During the Second World War the Allies assigned Canadians the difficult task of opening up Dutch and Belgian sea-ports so the Allied war effort could be re-supplied closer to its ultimate goal in Germany. The Battle of the Scheldt was one of the most brutal battles of the war where Canadian soldiers were forced to fight in waist to chest high water over flooded dikes against a well-entrenched and determined German army.
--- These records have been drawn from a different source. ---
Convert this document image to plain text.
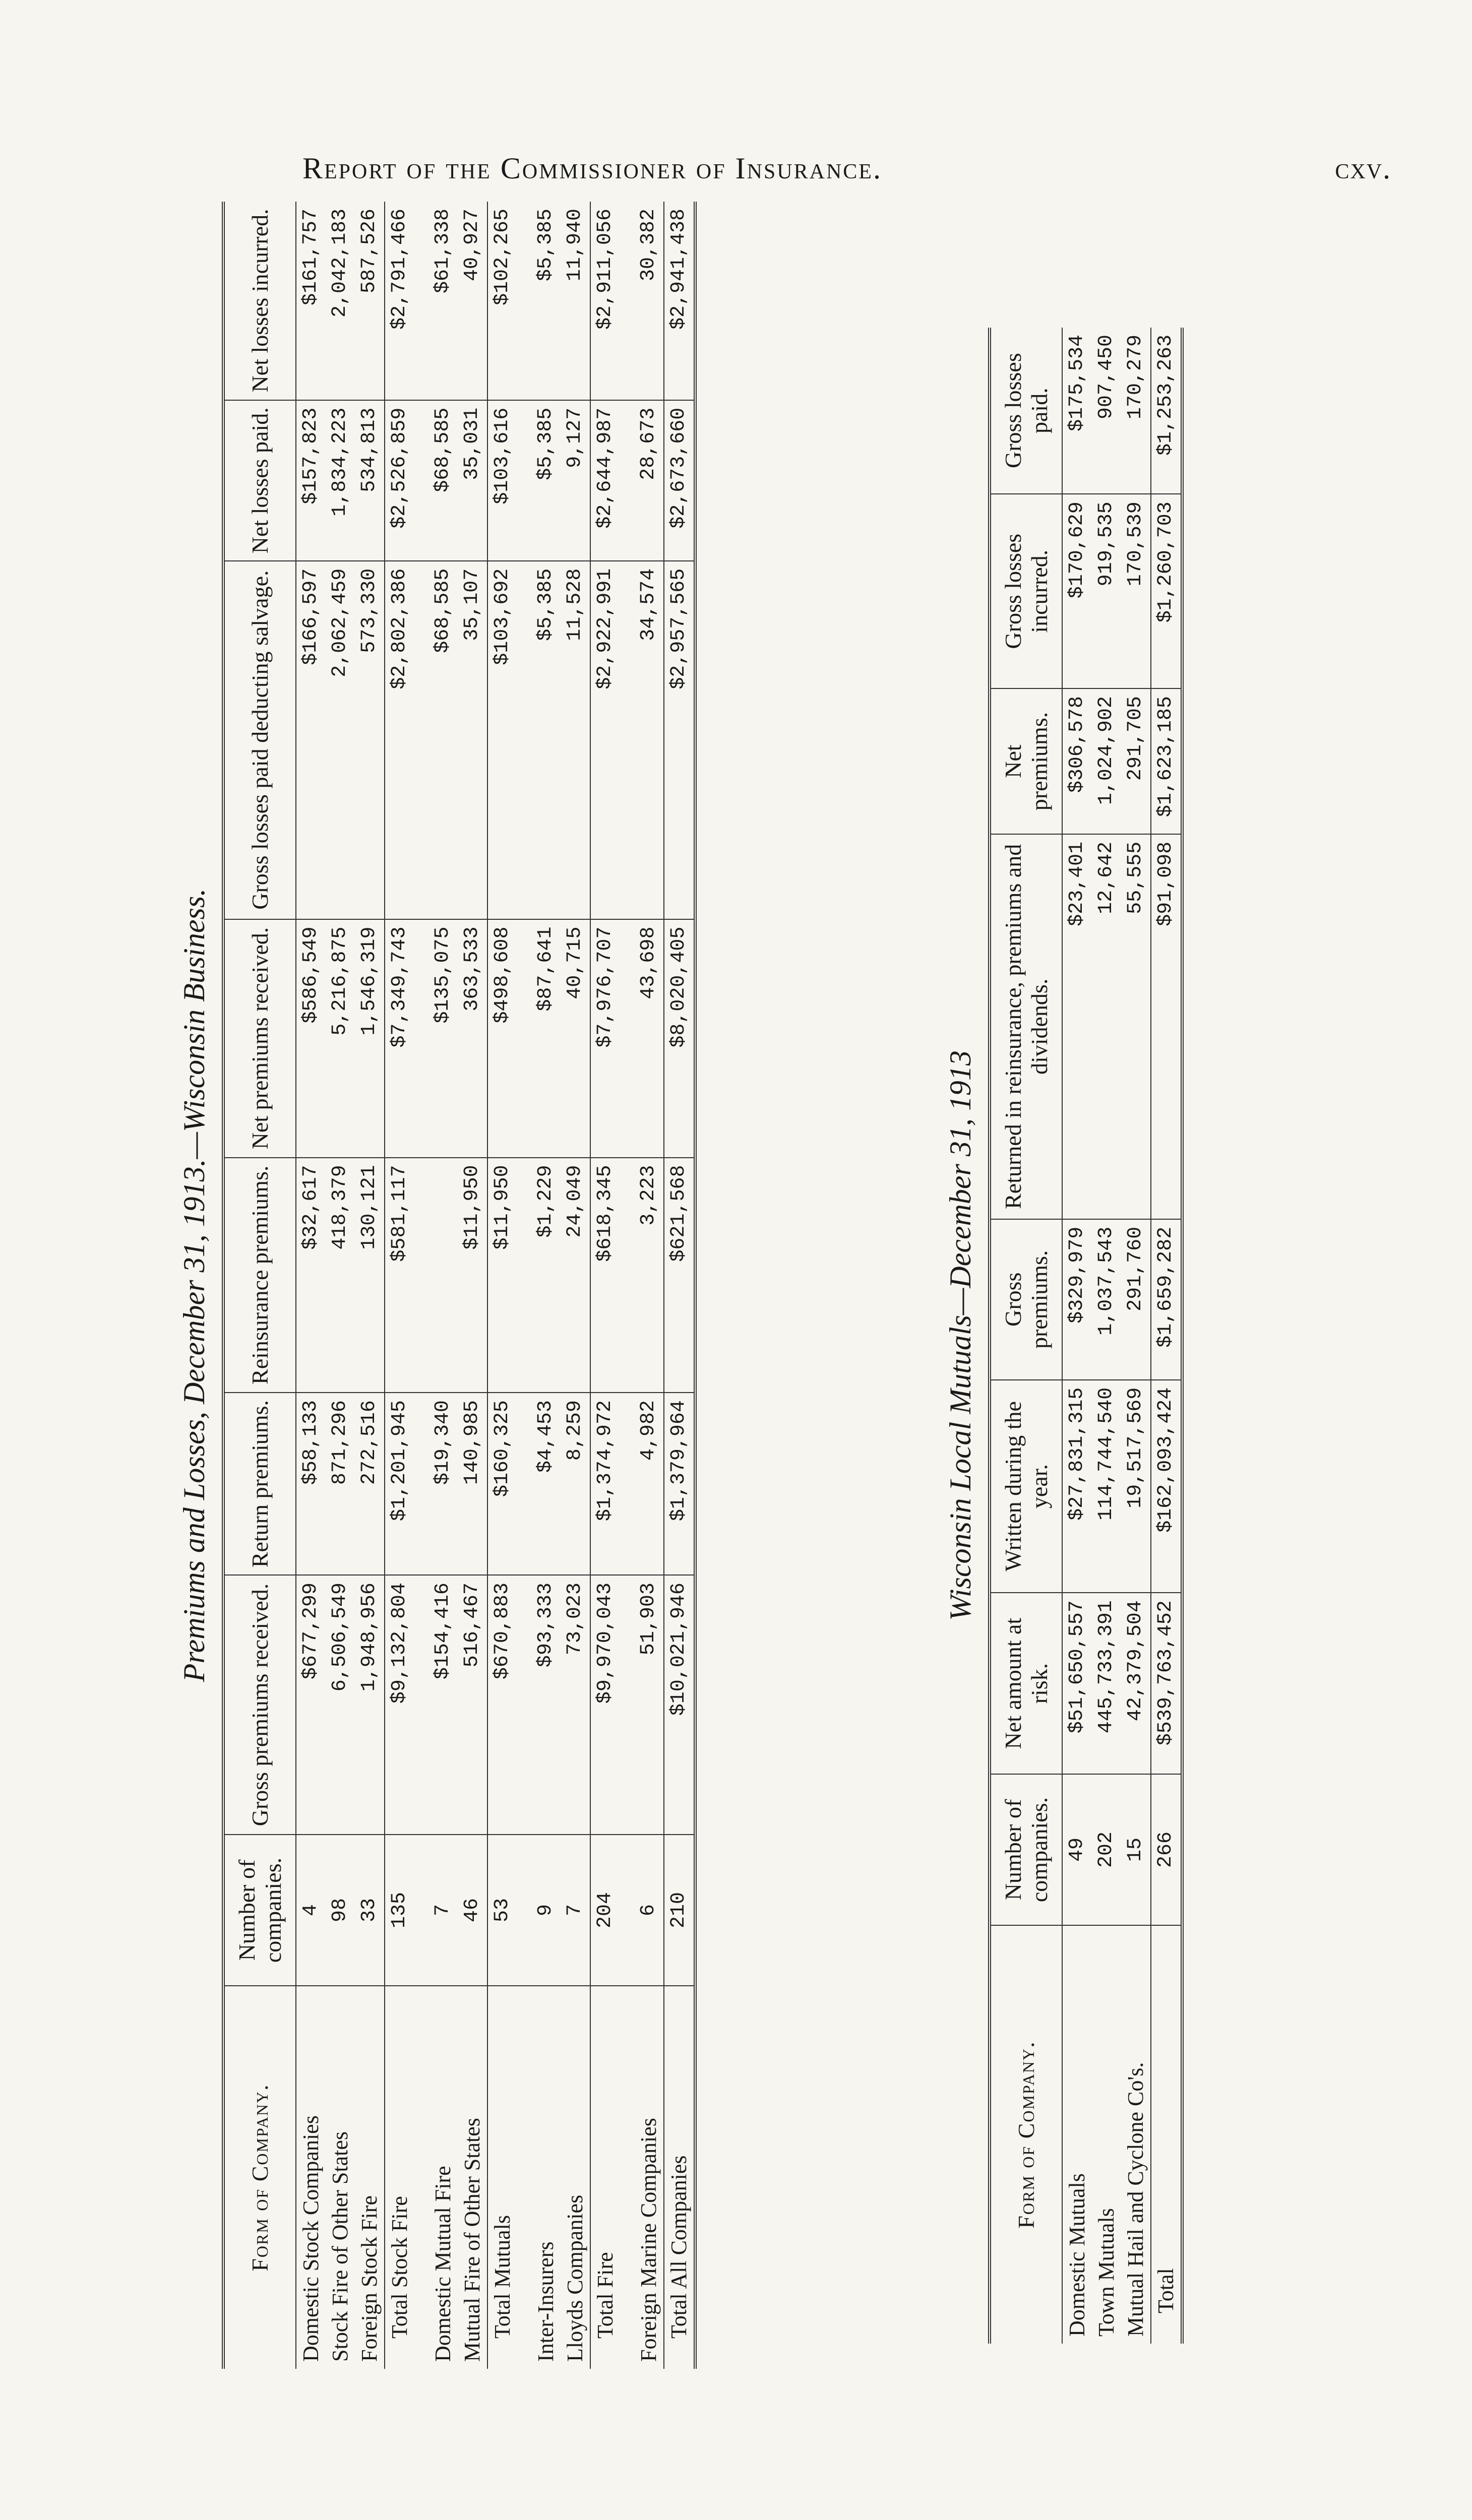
Report of the Commissioner of Insurance.	cxv.
Premiums and Losses, December 31, 1913.—Wisconsin Business.
Form of Company.	Number of companies.	Gross premiums received.	Return premiums.	Reinsurance premiums.	Net premiums received.	Gross losses paid deducting salvage.	Net losses paid.	Net losses incurred.
Domestic Stock Companies	4	$677,299	$58,133	$32,617	$586,549	$166,597	$157,823	$161,757
Stock Fire of Other States	98	6,506,549	871,296	418,379	5,216,875	2,062,459	1,834,223	2,042,183
Foreign Stock Fire	33	1,948,956	272,516	130,121	1,546,319	573,330	534,813	587,526
Total Stock Fire	135	$9,132,804	$1,201,945	$581,117	$7,349,743	$2,802,386	$2,526,859	$2,791,466

Domestic Mutual Fire	7	$154,416	$19,340		$135,075	$68,585	$68,585	$61,338
Mutual Fire of Other States	46	516,467	140,985	$11,950	363,533	35,107	35,031	40,927
Total Mutuals	53	$670,883	$160,325	$11,950	$498,608	$103,692	$103,616	$102,265

Inter-Insurers	9	$93,333	$4,453	$1,229	$87,641	$5,385	$5,385	$5,385
Lloyds Companies	7	73,023	8,259	24,049	40,715	11,528	9,127	11,940
Total Fire	204	$9,970,043	$1,374,972	$618,345	$7,976,707	$2,922,991	$2,644,987	$2,911,056

Foreign Marine Companies	6	51,903	4,982	3,223	43,698	34,574	28,673	30,382
Total All Companies	210	$10,021,946	$1,379,964	$621,568	$8,020,405	$2,957,565	$2,673,660	$2,941,438
Wisconsin Local Mutuals—December 31, 1913
Form of Company.	Number of companies.	Net amount at risk.	Written during the year.	Gross premiums.	Returned in reinsurance, premiums and dividends.	Net premiums.	Gross losses incurred.	Gross losses paid.
Domestic Mutuals	49	$51,650,557	$27,831,315	$329,979	$23,401	$306,578	$170,629	$175,534
Town Mutuals	202	445,733,391	114,744,540	1,037,543	12,642	1,024,902	919,535	907,450
Mutual Hail and Cyclone Co's.	15	42,379,504	19,517,569	291,760	55,555	291,705	170,539	170,279
Total	266	$539,763,452	$162,093,424	$1,659,282	$91,098	$1,623,185	$1,260,703	$1,253,263
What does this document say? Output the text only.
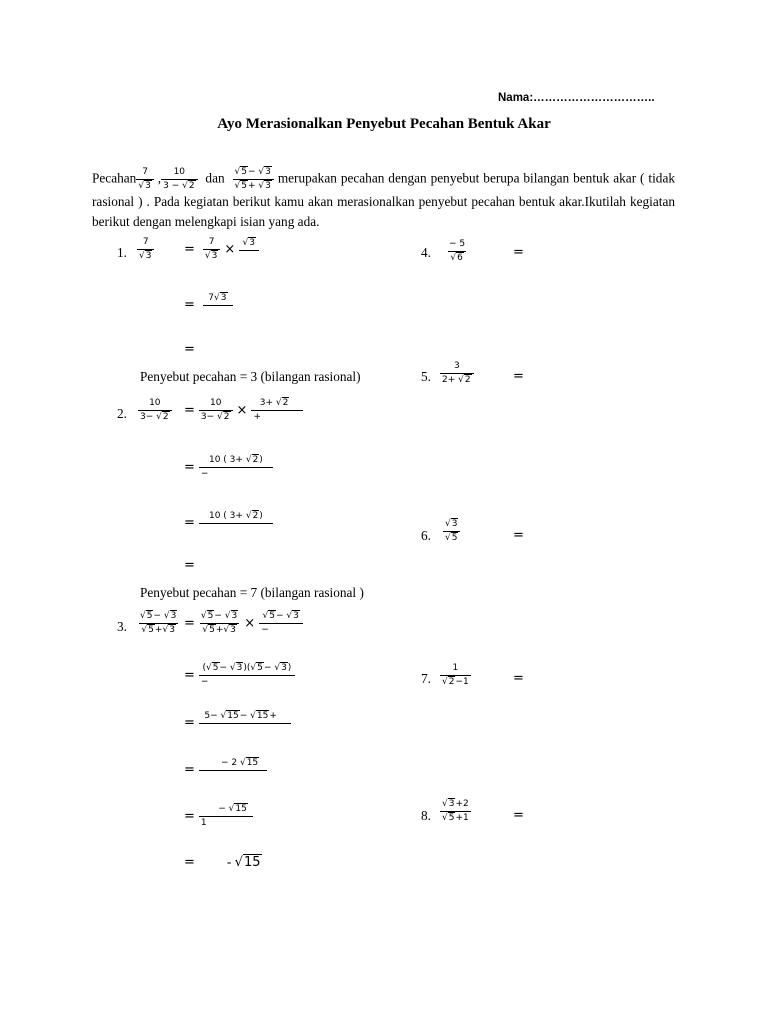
Nama:…………………………..
Ayo Merasionalkan Penyebut Pecahan Bentuk Akar
Pecahan $\frac{7}{√3}$ , $\frac{10}{3 - √2}$ dan $\frac{√5- √3}{√5+ √3}$ merupakan pecahan dengan penyebut berupa bilangan bentuk akar ( tidak rasional ) . Pada kegiatan berikut kamu akan merasionalkan penyebut pecahan bentuk akar.Ikutilah kegiatan berikut dengan melengkapi isian yang ada.
1. $\frac{7}{√3} = \frac{7}{√3} \times √3$
= 7√3
=
Penyebut pecahan = 3 (bilangan rasional)
2. $\frac{10}{3- √2} = \frac{10}{3- √2} \times \frac{3+ √2}{+}$
= $\frac{10 ( 3+ √2)}{-}$
= 10 ( 3+ √2)
=
Penyebut pecahan = 7 (bilangan rasional )
3. $\frac{√5- √3}{√5+√3} = \frac{√5- √3}{√5+√3} \times \frac{√5- √3}{-}$
= $\frac{(√5- √3)(√5- √3)}{-}$
= 5− √15− √15+
=	− 2 √15
= $\frac{- √15}{1}$
= - √15
4. $\frac{- 5}{√6}$	=
5. $\frac{3}{2+ √2}$	=
6. $\frac{√3}{√5}$	=
7. $\frac{1}{√2-1}$	=
8. $\frac{√3+2}{√5+1}$	=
This monumental battle earned the Canadians the nickname the “Water Rats.” Following their great success in the Scheldt the Canadian army continued to move through Holland fighting several vicious battles before a ceasefire was signed on May 5 between occupying German armies and the Canadians just three days before the German army unconditionally surrendered ending the Second World War in Europe. Canadian soldiers were horrified to see how many of the Dutch population had been starved nearly to death by the occupying forces, and helped wherever they could to help the Dutch with their own rations and supplies. To this day Canadian soldiers are revered in Holland for what they did to liberate the Dutch people in 1944-1945.
Freestone says he hopes many in the Gull Lake area will come out to help these veterans remember.
“It’s open to anyone who wants to come to join us at the cenotaph, and we’re going to go out to one of the local restaurants after. We’re simply going to be at the cenotaph, and we’re going to have the horn player do the Last Post and the Act of Remembrance with the flag at half-mast. And lay a few wreaths on behalf of some of the soldiers who didn’t come back from Holland, and commemorating those that did come back but are no longer with us.”
The May 5 Liberation of Holland remembrance ceremony will start at 11 a.m. Those coming out are asked to be at the cenotaph across from Gull Lake Town Hall by 10:45 a.m.